Power projects account for about 61 percent of 3.2 trillion rand worth of infrastructure projects the government is considering implementing by 2020, while water accounts for just 2 percent, according to the National Treasury.
“There’s no water for expansion,” said Greeff, a third- generation farmer who exports table grapes and provides jobs for 20 families. “Industries and towns get bigger and bigger and then they take water away from the farmers.”
Farming uses about 60 percent of South Africa’s water, while about 5.5 percent goes to mines and factories. The country is the world’s biggest orange exporter and matches the U.S. as the world’s largest grapefruit exporter, U.S. Department of Agriculture data shows.
EXPORT GENERATOR
While most mines have sufficient water, platinum operations in arid areas risk running dry, Nikisi Lesufi, senior executive of health and environment at the Chamber of Mines, said in an interview. Platinum mines employed 182,000 people in 2010, 37 percent of the mining workforce, Chamber data shows.
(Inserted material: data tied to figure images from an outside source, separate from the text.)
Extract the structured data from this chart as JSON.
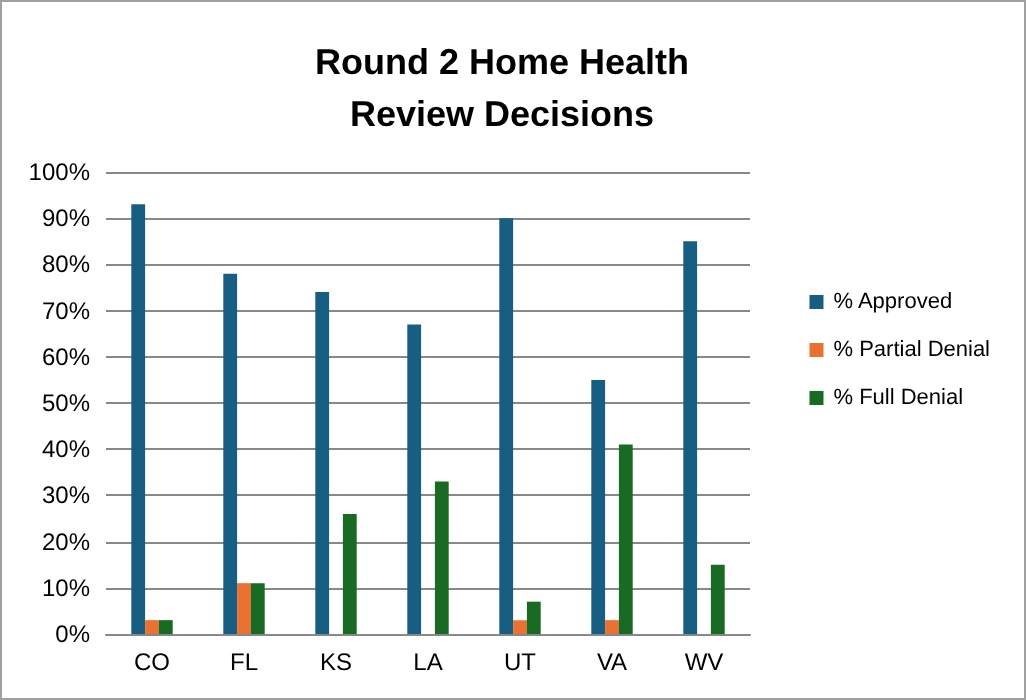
{
  "chart_data": {
    "type": "bar",
    "title": "Round 2 Home Health\nReview Decisions",
    "categories": [
      "CO",
      "FL",
      "KS",
      "LA",
      "UT",
      "VA",
      "WV"
    ],
    "series": [
      {
        "name": "% Approved",
        "color": "#175e82",
        "values": [
          93,
          78,
          74,
          67,
          90,
          55,
          85
        ]
      },
      {
        "name": "% Partial Denial",
        "color": "#e97132",
        "values": [
          3,
          11,
          0,
          0,
          3,
          3,
          0
        ]
      },
      {
        "name": "% Full Denial",
        "color": "#196b24",
        "values": [
          3,
          11,
          26,
          33,
          7,
          41,
          15
        ]
      }
    ],
    "ylim": [
      0,
      100
    ],
    "yticks": [
      {
        "value": 0,
        "label": "0%"
      },
      {
        "value": 10,
        "label": "10%"
      },
      {
        "value": 20,
        "label": "20%"
      },
      {
        "value": 30,
        "label": "30%"
      },
      {
        "value": 40,
        "label": "40%"
      },
      {
        "value": 50,
        "label": "50%"
      },
      {
        "value": 60,
        "label": "60%"
      },
      {
        "value": 70,
        "label": "70%"
      },
      {
        "value": 80,
        "label": "80%"
      },
      {
        "value": 90,
        "label": "90%"
      },
      {
        "value": 100,
        "label": "100%"
      }
    ],
    "grid": "y",
    "legend": "right"
  }
}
Water scarcity constitutes a “very real” threat, Johannesburg-based Anglo American Platinum Ltd. (AMS), the world’s largest producer of the metal, said in a 2011 report.
Impala needs additional water for its Afplats project and the company is trying to cut use at all its mines and plants, Skivington said in an interview from Johannesburg.
Insufficient water could prove the biggest constraint to mining coal in the Waterberg region, Exxaro Resources Ltd. (EXX) said on its website. Waterberg, in Limpopo Province, has about 75 billion metric tons of it, or 40 percent of South Africa’s coal resources, state power utility Eskom Holdings SOC Ltd. says.
WATER NEEDED
“The coal resources in this province without further water supply will not be able to be exploited,” Xavier Prevost, an industry consultant, said from Pretoria.
South Africa’s biggest water consumer is Eskom, which generates about 95 percent of the country’s power. Eskom has started a 500 billion-rand expansion to avoid blackouts, placing pressure on resources as it is given priority.
“We see water costs more than doubling in five years,” Nandha Govender, Eskom’s general manager of water and environmental affairs, said from Muldersdrift, north of Johannesburg.
The government seeks to curtail demand and waste and is pushing for greater use of groundwater, recycling and desalination.
“We don’t want development to be held back,” Helgaard Muller, deputy director-general at the water affairs department, said in Pretoria on August 27. “We can stretch what we have.”
Greeff doesn’t have faith in government plans even after President Jacob Zuma pledged in a February address to expand the Clanwilliam dam on which he relies.
“It will take donkey years,” Greeff said.